Die Zahl der Bakterien in unserem Darm ist Legion, doch irgendwer muss sie in Schach halten. Wenn wir keine Antibiotika schlucken, übernehmen diese Aufgabe vor allem Bakteriophagen: Viren, die Bakterien infizieren und ausschalten. Wie viele es wiederum davon gibt, ist bislang unbekannt. Eine Studie von Mikrobiologinnen und -biologen um Stephen Nayfach in »Nature Microbiology« deutet an, wie vielfältig dieses so genannte Virom in unserem Inneren ist: In menschlichen Stuhlproben wiesen sie 54 118 unterschiedliche Viren nach, von denen 92 Prozent bislang völlig unbekannt waren. Und die überwiegend Mehrheit dieser Viren bildeten die besagten Bakteriophagen.

Das Team wertete dazu metagenomische Daten von knapp 12 000 Kotproben von Menschen aus 24 Ländern aus. Bei Metagenomik-Analysen wird genetisches Material direkt aus Umweltproben extrahiert, sequenziert und analysiert, ohne dass die Mikroorganismen vorher kultiviert werden. Man erhält dadurch schneller einen Überblick, wie viele unterschiedliche Mikroben oder Viren in einer bestimmten Probe sind.

»Sie codieren zusammen mehr als 450 000 verschiedene Proteine – ein riesiges Reservoir funktioneller Leistungsfähigkeit, das für ihre mikrobiellen und damit auch menschlichen Wirte entweder nützlich oder schädlich sein kann«, schreiben die Autoren. Ein Drittel der von den Viren erzeugten Proteine besitzen bislang völlig unbekannte Funktionen. Mehr als 11 000 Gene sind entfernt mit Genen verwandt, die für Beta-Lactamasen codieren. Diese ermöglichen es, Bakterien Resistenzen gegen Antibiotika zu entwickeln. Und die Gruppe entdeckte ebenso starke regionale Unterschiede. Bakteriophagen der Linie crAssphage etwa dominierten in Asien, fehlen aber fast völlig in Europa und Nordamerika.

Im nächsten Schritt versuchten Nayfach und Co die Bakteriophagen mit ihren Wirten in Zusammenhang zu bringen. Wenig überraschend waren gerade die Vertreter zahlreich, die besonders häufige Bakterien befallen. Dabei handelte es sich zumeist um Mitglieder der Stämme Firmicutes und Bacteroidota.

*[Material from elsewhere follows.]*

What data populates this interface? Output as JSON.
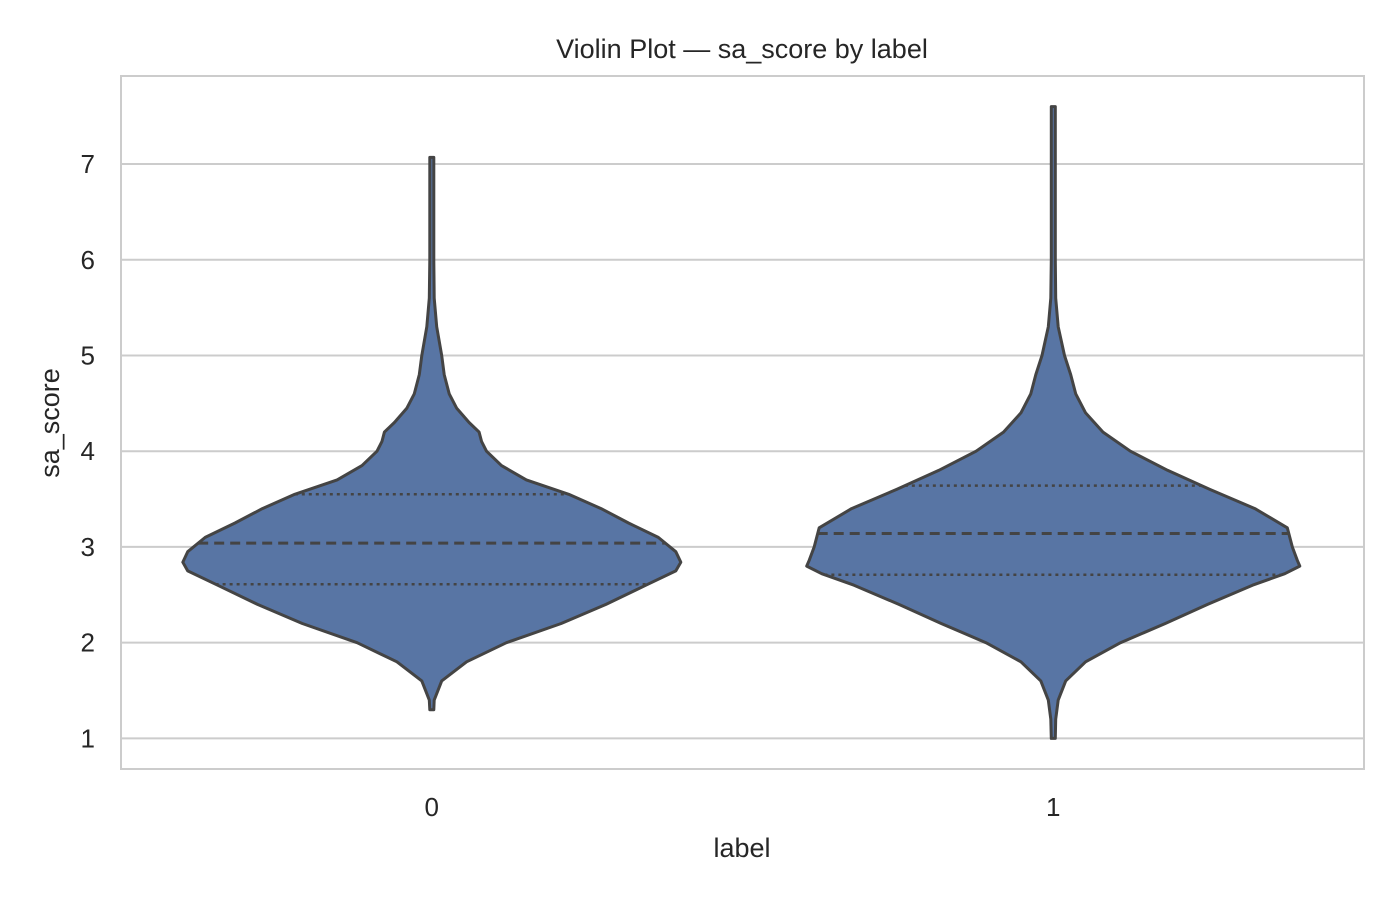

Die Studie bestätigte ein weiteres Mal, wie artenreich unser Darm ist. Erst im Februar 2021 legten Alexandre Almeida vom European Bioinformatics Institute in Hinxton und sein Team eine Arbeit vor, die sogar 140 000 unterschiedliche Viren in unserem Gedärm nachwies, von denen die Hälfte unbekannt war.